The palace was built between 1891 and 1893 for Baron Othon de Bourgoing based on designs by the French architects, Amand Louis Bauqué, and a graphic designer, Albert Emilio Pio, who had previously worked together updating the interiors of Łańcut Castle. In 1890, the year before the Palais Rothschild was built, Baron de Bourgoing had the Palais Bourgoing built by Bauqué and Pio at Metternichgasse 12.

It 1911, it was acquired by Baron Sigismund von Springer and his wife, Valentine Noémi von Rothschild (sixth child of the banker Baron Albert Salomon Anselm von Rothschild), who also owned Sitzenberg Castle near Tulln. The palace served as a family residence until the "Anschluss" in 1938, and the subsequent "Aryanization". From December 1940, the palace was rented to the Army base administration and two private parties. In August 1941, the Dorotheum valuation master, and architect, Ottokar Weigel valued the interior furnishings of the palace at 347,000 Reichsmark.

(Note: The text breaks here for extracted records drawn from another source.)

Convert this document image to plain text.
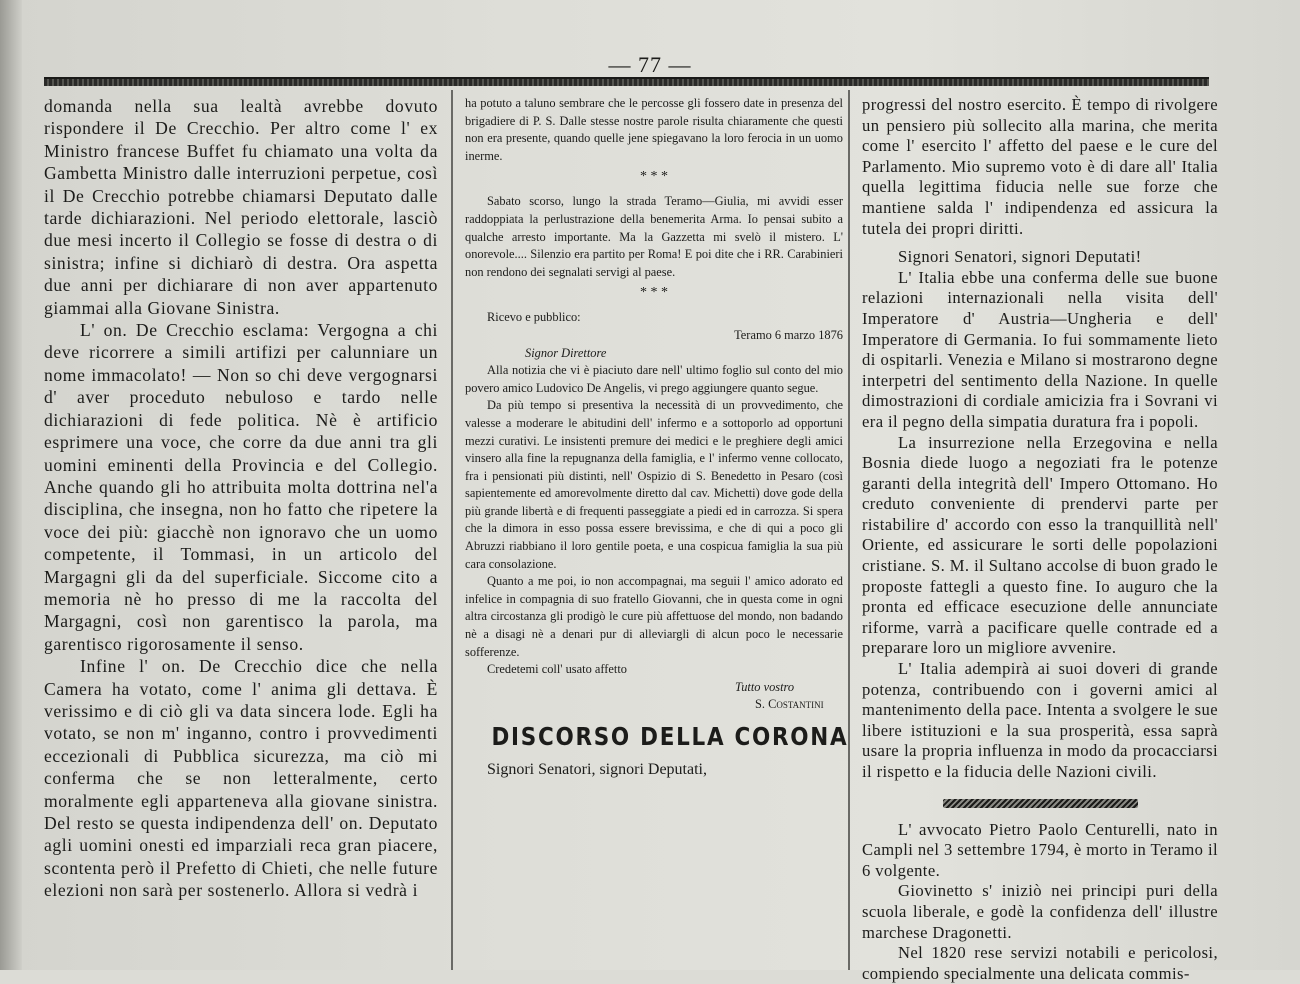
— 77 —

domanda nella sua lealtà avrebbe dovuto rispondere il De Crecchio. Per altro come l' ex Ministro francese Buffet fu chiamato una volta da Gambetta Ministro dalle interruzioni perpetue, così il De Crecchio potrebbe chiamarsi Deputato dalle tarde dichiarazioni. Nel periodo elettorale, lasciò due mesi incerto il Collegio se fosse di destra o di sinistra; infine si dichiarò di destra. Ora aspetta due anni per dichiarare di non aver appartenuto giammai alla Giovane Sinistra.

L' on. De Crecchio esclama: Vergogna a chi deve ricorrere a simili artifizi per calunniare un nome immacolato! — Non so chi deve vergognarsi d' aver proceduto nebuloso e tardo nelle dichiarazioni di fede politica. Nè è artificio esprimere una voce, che corre da due anni tra gli uomini eminenti della Provincia e del Collegio. Anche quando gli ho attribuita molta dottrina nel'a disciplina, che insegna, non ho fatto che ripetere la voce dei più: giacchè non ignoravo che un uomo competente, il Tommasi, in un articolo del Margagni gli da del superficiale. Siccome cito a memoria nè ho presso di me la raccolta del Margagni, così non garentisco la parola, ma garentisco rigorosamente il senso.

Infine l' on. De Crecchio dice che nella Camera ha votato, come l' anima gli dettava. È verissimo e di ciò gli va data sincera lode. Egli ha votato, se non m' inganno, contro i provvedimenti eccezionali di Pubblica sicurezza, ma ciò mi conferma che se non letteralmente, certo moralmente egli apparteneva alla giovane sinistra. Del resto se questa indipendenza dell' on. Deputato agli uomini onesti ed imparziali reca gran piacere, scontenta però il Prefetto di Chieti, che nelle future elezioni non sarà per sostenerlo. Allora si vedrà i

ha potuto a taluno sembrare che le percosse gli fossero date in presenza del brigadiere di P. S. Dalle stesse nostre parole risulta chiaramente che questi non era presente, quando quelle jene spiegavano la loro ferocia in un uomo inerme.

* * *

Sabato scorso, lungo la strada Teramo—Giulia, mi avvidi esser raddoppiata la perlustrazione della benemerita Arma. Io pensai subito a qualche arresto importante. Ma la Gazzetta mi svelò il mistero. L' onorevole.... Silenzio era partito per Roma! E poi dite che i RR. Carabinieri non rendono dei segnalati servigi al paese.

* * *

Ricevo e pubblico:

Teramo 6 marzo 1876

Signor Direttore

Alla notizia che vi è piaciuto dare nell' ultimo foglio sul conto del mio povero amico Ludovico De Angelis, vi prego aggiungere quanto segue.

Da più tempo si presentiva la necessità di un provvedimento, che valesse a moderare le abitudini dell' infermo e a sottoporlo ad opportuni mezzi curativi. Le insistenti premure dei medici e le preghiere degli amici vinsero alla fine la repugnanza della famiglia, e l' infermo venne collocato, fra i pensionati più distinti, nell' Ospizio di S. Benedetto in Pesaro (così sapientemente ed amorevolmente diretto dal cav. Michetti) dove gode della più grande libertà e di frequenti passeggiate a piedi ed in carrozza. Si spera che la dimora in esso possa essere brevissima, e che di qui a poco gli Abruzzi riabbiano il loro gentile poeta, e una cospicua famiglia la sua più cara consolazione.

Quanto a me poi, io non accompagnai, ma seguii l' amico adorato ed infelice in compagnia di suo fratello Giovanni, che in questa come in ogni altra circostanza gli prodigò le cure più affettuose del mondo, non badando nè a disagi nè a denari pur di alleviargli di alcun poco le necessarie sofferenze.

Credetemi coll' usato affetto

Tutto vostro

S. Costantini

DISCORSO DELLA CORONA

Signori Senatori, signori Deputati,

progressi del nostro esercito. È tempo di rivolgere un pensiero più sollecito alla marina, che merita come l' esercito l' affetto del paese e le cure del Parlamento. Mio supremo voto è di dare all' Italia quella legittima fiducia nelle sue forze che mantiene salda l' indipendenza ed assicura la tutela dei propri diritti.

Signori Senatori, signori Deputati!

L' Italia ebbe una conferma delle sue buone relazioni internazionali nella visita dell' Imperatore d' Austria—Ungheria e dell' Imperatore di Germania. Io fui sommamente lieto di ospitarli. Venezia e Milano si mostrarono degne interpetri del sentimento della Nazione. In quelle dimostrazioni di cordiale amicizia fra i Sovrani vi era il pegno della simpatia duratura fra i popoli.

La insurrezione nella Erzegovina e nella Bosnia diede luogo a negoziati fra le potenze garanti della integrità dell' Impero Ottomano. Ho creduto conveniente di prendervi parte per ristabilire d' accordo con esso la tranquillità nell' Oriente, ed assicurare le sorti delle popolazioni cristiane. S. M. il Sultano accolse di buon grado le proposte fattegli a questo fine. Io auguro che la pronta ed efficace esecuzione delle annunciate riforme, varrà a pacificare quelle contrade ed a preparare loro un migliore avvenire.

L' Italia adempirà ai suoi doveri di grande potenza, contribuendo con i governi amici al mantenimento della pace. Intenta a svolgere le sue libere istituzioni e la sua prosperità, essa saprà usare la propria influenza in modo da procacciarsi il rispetto e la fiducia delle Nazioni civili.

L' avvocato Pietro Paolo Centurelli, nato in Campli nel 3 settembre 1794, è morto in Teramo il 6 volgente.

Giovinetto s' iniziò nei principi puri della scuola liberale, e godè la confidenza dell' illustre marchese Dragonetti.

Nel 1820 rese servizi notabili e pericolosi, compiendo specialmente una delicata commis-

After the war, it was returned to the family who sold the palace, and Sitzenberg Castle, in 1950 and it became home to the Academy of Music and Art.

===Present use===
Until June 2024, the Palais Rothschild housed a branch of the University of Music and Performing Arts Vienna. After the university moves out, the adaptations made for the music university will be reversed by the quasi-governmental company Federal Real Estate Company (known as BIG). The Complexity Science Hub Vienna is scheduled to move from the Palais Strozzi to the Palais Rothschild with over 70 scientists by winter 2024.